A good relationship with a lending institution is a necessity to grow tobacco, he said. “Budgeting is very important. Before we went to see the lender, I put the numbers on paper. I tried to prove that it would work if they gave us the chance. It had to work on paper before it could work anywhere else.”

He and his brother-in-law partner had to buy nearly all the machinery they needed all at once, almost all of it used. They concentrated on minimizing labor.

“Labor is the main expense, so to be successful, it is better to be as mechanized as possible,” Norris said. “But it is hard to buy a million dollars worth of equipment that you only grow one thing with!”

Most of the machinery they bought was used. Most of the land they work is rented.

Norris has had a positive experience with tobacco, and it has been made a little more positive when they were offered and signed a five-year contract with Philip Morris with delivery in nearby Wilson.

The fact that few multi-year contracts have been available until recently has been one reason why new and even existing farmers have been reluctant to make long-term investments in tobacco.

But Norris is in tobacco for the long-term. “If you grow quality tobacco, I believe, you can grow tobacco forever,” he said.

In 2005, the first growing season after the American buyout, Jeremy Rhodes, primarily a sweet potato grower of Four Oaks, N.C., decided to try tobacco production. He grew flue-cured, the dominant type in his area of the Coastal Plain, and he tried it for five crops.

Results not satisfactory

But the results were not satisfactory. It didn't contribute the profit he felt he needed to justify the investment required. So he sold his equipment and got out in 2010, increasing his sweet potato acreage instead.
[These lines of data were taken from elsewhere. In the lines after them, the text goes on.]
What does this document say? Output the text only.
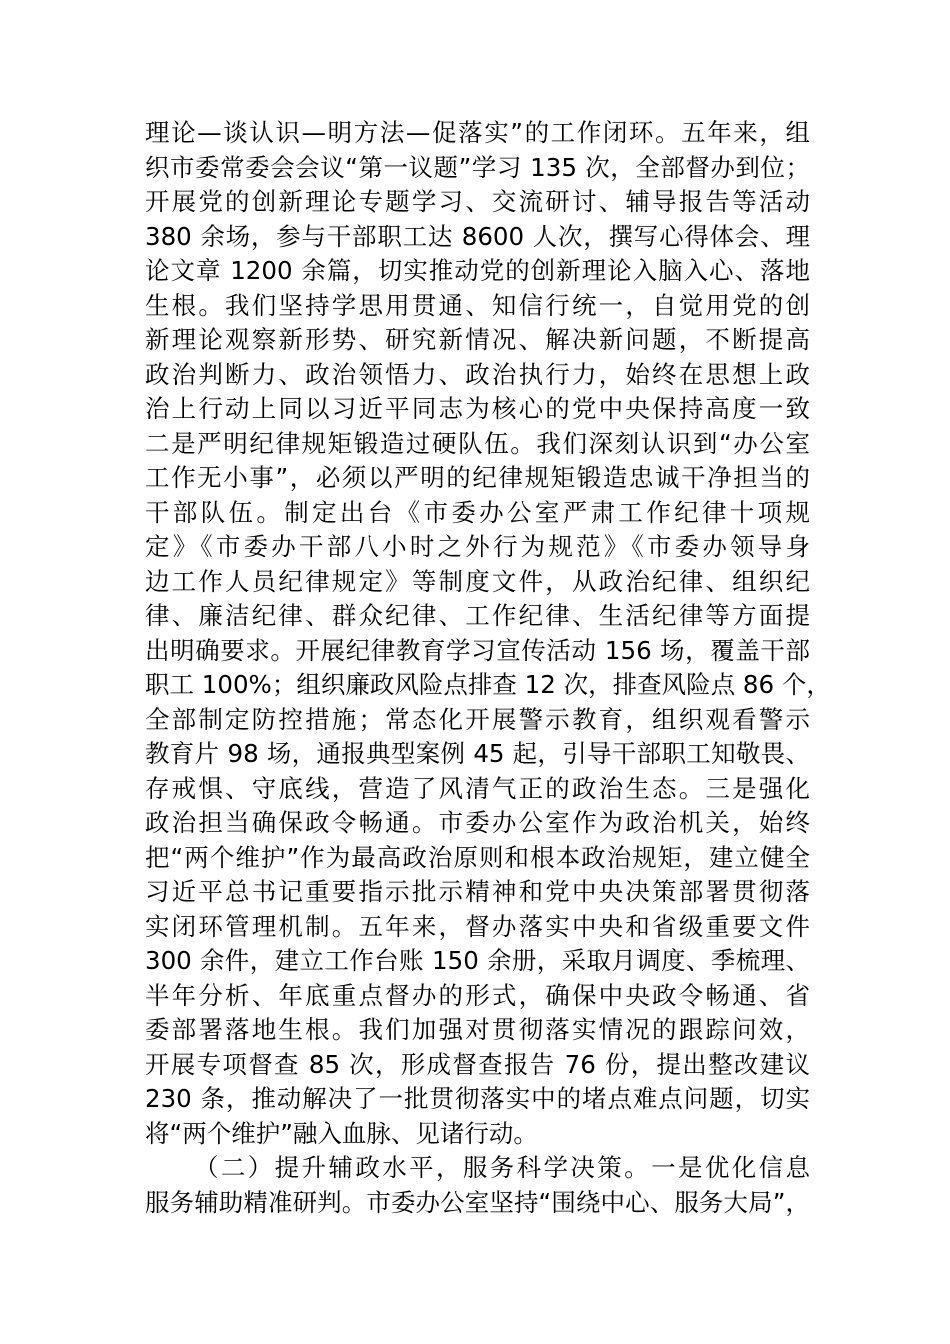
理论—谈认识—明方法—促落实”的工作闭环。五年来，组
织市委常委会会议“第一议题”学习 135 次，全部督办到位；
开展党的创新理论专题学习、交流研讨、辅导报告等活动
380 余场，参与干部职工达 8600 人次，撰写心得体会、理
论文章 1200 余篇，切实推动党的创新理论入脑入心、落地
生根。我们坚持学思用贯通、知信行统一，自觉用党的创
新理论观察新形势、研究新情况、解决新问题，不断提高
政治判断力、政治领悟力、政治执行力，始终在思想上政
治上行动上同以习近平同志为核心的党中央保持高度一致
二是严明纪律规矩锻造过硬队伍。我们深刻认识到“办公室
工作无小事”，必须以严明的纪律规矩锻造忠诚干净担当的
干部队伍。制定出台《市委办公室严肃工作纪律十项规
定》《市委办干部八小时之外行为规范》《市委办领导身
边工作人员纪律规定》等制度文件，从政治纪律、组织纪
律、廉洁纪律、群众纪律、工作纪律、生活纪律等方面提
出明确要求。开展纪律教育学习宣传活动 156 场，覆盖干部
职工 100%；组织廉政风险点排查 12 次，排查风险点 86 个，
全部制定防控措施；常态化开展警示教育，组织观看警示
教育片 98 场，通报典型案例 45 起，引导干部职工知敬畏、
存戒惧、守底线，营造了风清气正的政治生态。三是强化
政治担当确保政令畅通。市委办公室作为政治机关，始终
把“两个维护”作为最高政治原则和根本政治规矩，建立健全
习近平总书记重要指示批示精神和党中央决策部署贯彻落
实闭环管理机制。五年来，督办落实中央和省级重要文件
300 余件，建立工作台账 150 余册，采取月调度、季梳理、
半年分析、年底重点督办的形式，确保中央政令畅通、省
委部署落地生根。我们加强对贯彻落实情况的跟踪问效，
开展专项督查 85 次，形成督查报告 76 份，提出整改建议
230 条，推动解决了一批贯彻落实中的堵点难点问题，切实
将“两个维护”融入血脉、见诸行动。
（二）提升辅政水平，服务科学决策。一是优化信息
服务辅助精准研判。市委办公室坚持“围绕中心、服务大局”，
“I just wasn’t making enough money,” Rhodes said. “I figured I needed about 60 cents a pound more than I was getting.”

The big problem was the cost of curing fuel. It seemed to him that he wound up owing an awful lot to his LP gas provider.

The capital cost was a problem too. “Starting tobacco farming from scratch was very hard. I had to buy all my equipment when I started, and that was very expensive.”

Rhodes didn't get into tobacco production completely “off the street,” he said.

“I had a little experience myself working for my uncles who had tobacco, but never as an owner and never from a management position,” said Rhodes, who also has a logging business. “The main thing at the beginning was I didn’t know how to cure it. But I learned.”

He tried to exploit a market for a different kind of flue-cured by growing entirely residue-free tobacco for Santa Fe Natural Tobacco. But it didn't give good enough results either.

“The company paid a premium for it, but it wasn’t enough to offset the cost of controlling suckers without MH (maleic hydrazide).”

Still, Rhodes hasn't given up on tobacco as a component of his farm, if he can do it without incurring the high cost of curing fuel.

“I am thinking now about getting into burley or dark tobacco,” he said. “Both of those are cured in the air, and I have buildings I could rig up to house an air-cured type. I think there may be a little potential for dark, since smokeless tobacco products are on the rise,” he said.

 “One-year contracts don't give incentive for growers to get into tobacco,” said W.K. Collins, retired North Carolina Extension agronomist. “I am glad to see more multi-year contracts seem to be available now.”

Nevertheless, tobacco is not going to be an easy sell to new farmers as long as prices for alternative crops like corn, soybeans, cotton and sweet potatoes stay high, he said.

“I am just not optimistic right now about the addition of tobacco to farms where it hasn't been grown recently.”

Although organic tobacco didn’t work out for Rhodes, Collins said the premium paid for it may get high enough to attract new growers. “Manufacturers of organic tobacco can't get enough to meet their needs, and there is still plenty of need for residue-free leaf,” he said. “New farmers could find a niche for themselves producing these products.”